Brandt: [pulling the DVD in tight] Me have that one!
Me: Brandt already has it, so choose a different one.
London: But I want that one!
Me: If Brandt chooses it, you’ll get to see it too.
London: But I want to carry that one!
His voice is getting dangerously loud.
Me: Oh! Look at that! “The Best of Gordon”!
Brandt: Okay, London can have this.
He tosses the movie at London and snatches up Gordon.
Grab a few books on the way to the check-out, and we’re almost home free. London goes running toward the door . . . right through the unchecked-out-books alarm.
I held my breath, waiting for the alarm. . . . It didn’t go off. Finally! Something goes my way.

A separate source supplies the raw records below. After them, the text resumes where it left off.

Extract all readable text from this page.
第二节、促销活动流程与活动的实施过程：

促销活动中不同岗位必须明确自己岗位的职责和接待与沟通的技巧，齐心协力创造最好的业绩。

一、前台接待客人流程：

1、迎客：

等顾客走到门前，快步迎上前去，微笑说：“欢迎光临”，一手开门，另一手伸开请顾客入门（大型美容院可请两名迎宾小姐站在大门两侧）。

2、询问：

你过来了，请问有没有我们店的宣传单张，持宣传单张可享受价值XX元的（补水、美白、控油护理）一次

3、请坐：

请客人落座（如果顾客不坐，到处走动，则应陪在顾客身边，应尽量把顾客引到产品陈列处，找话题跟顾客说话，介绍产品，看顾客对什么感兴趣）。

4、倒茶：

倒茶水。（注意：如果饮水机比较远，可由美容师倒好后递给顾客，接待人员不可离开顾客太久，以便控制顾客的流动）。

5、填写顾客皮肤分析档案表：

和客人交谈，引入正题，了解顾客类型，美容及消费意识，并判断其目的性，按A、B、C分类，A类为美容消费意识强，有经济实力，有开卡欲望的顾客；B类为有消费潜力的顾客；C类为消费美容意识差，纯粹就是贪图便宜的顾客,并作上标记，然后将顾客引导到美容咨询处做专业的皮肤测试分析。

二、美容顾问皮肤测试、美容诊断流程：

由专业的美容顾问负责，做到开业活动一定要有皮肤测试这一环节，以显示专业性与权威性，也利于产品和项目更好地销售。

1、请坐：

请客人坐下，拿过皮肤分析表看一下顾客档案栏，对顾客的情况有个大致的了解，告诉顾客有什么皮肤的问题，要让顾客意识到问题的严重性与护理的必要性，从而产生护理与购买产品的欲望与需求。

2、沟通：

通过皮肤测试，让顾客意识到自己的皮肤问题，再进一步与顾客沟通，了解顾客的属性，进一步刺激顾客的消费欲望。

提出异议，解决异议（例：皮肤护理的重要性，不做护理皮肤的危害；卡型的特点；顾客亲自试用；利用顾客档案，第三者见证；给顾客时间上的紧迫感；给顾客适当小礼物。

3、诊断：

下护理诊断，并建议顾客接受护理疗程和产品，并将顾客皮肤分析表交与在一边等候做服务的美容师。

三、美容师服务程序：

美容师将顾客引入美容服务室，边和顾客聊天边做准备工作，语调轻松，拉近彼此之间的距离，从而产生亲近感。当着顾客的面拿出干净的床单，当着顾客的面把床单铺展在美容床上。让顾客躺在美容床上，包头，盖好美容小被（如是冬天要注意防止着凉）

Just as the books are all checked out, Khyah starts to cry. I turn the stroller around, and Brandt pushed me out of the way.
Brandt: I want to push the stroller!
Khyah is quite loud by now, so I scootched Brandt to the side and hurried to leave.
Brandt: [throwing himself on the ground. Again.] I WANT TO PUSH THE STROLLER!
Me: Brandt, hurry! Let’s go home and watch the movie!
I push the stroller through the exit
Brandt: I WANT TO PUSH THE STROLLER!
Me: Hurry kiddo! Let’s go.
Alarm: WEEOH! WEEOH! WEEHO!
Librarian: Excuse me ma’am, could you back away from the exit?
Librarian: [slightly annoyed] Did you check out your books?
Other librarian (who checked me out): [also slightly annoyed] Yes!
After a quick check of my bag, the librarian sighs.
Librarian: I guess it’s not you [sounding disappointed]. The alarm must be broken. It will go off, just keep going.
Believe me I did.
Ten minutes later, we arrive home. I struggle up the stairs with the car seat, diaper bag, purse, and bag of books (all while London complains about how heavy the movie he checked out is). Stumble inside, set everything down, and notice there’s a message.
We never get messages. No one calls us since we’re so new here. Yay!
Message: This is the Library calling. Do your children own a copy of Polar Express? We believe you returned it to us with your library books. Would you like to come and get it?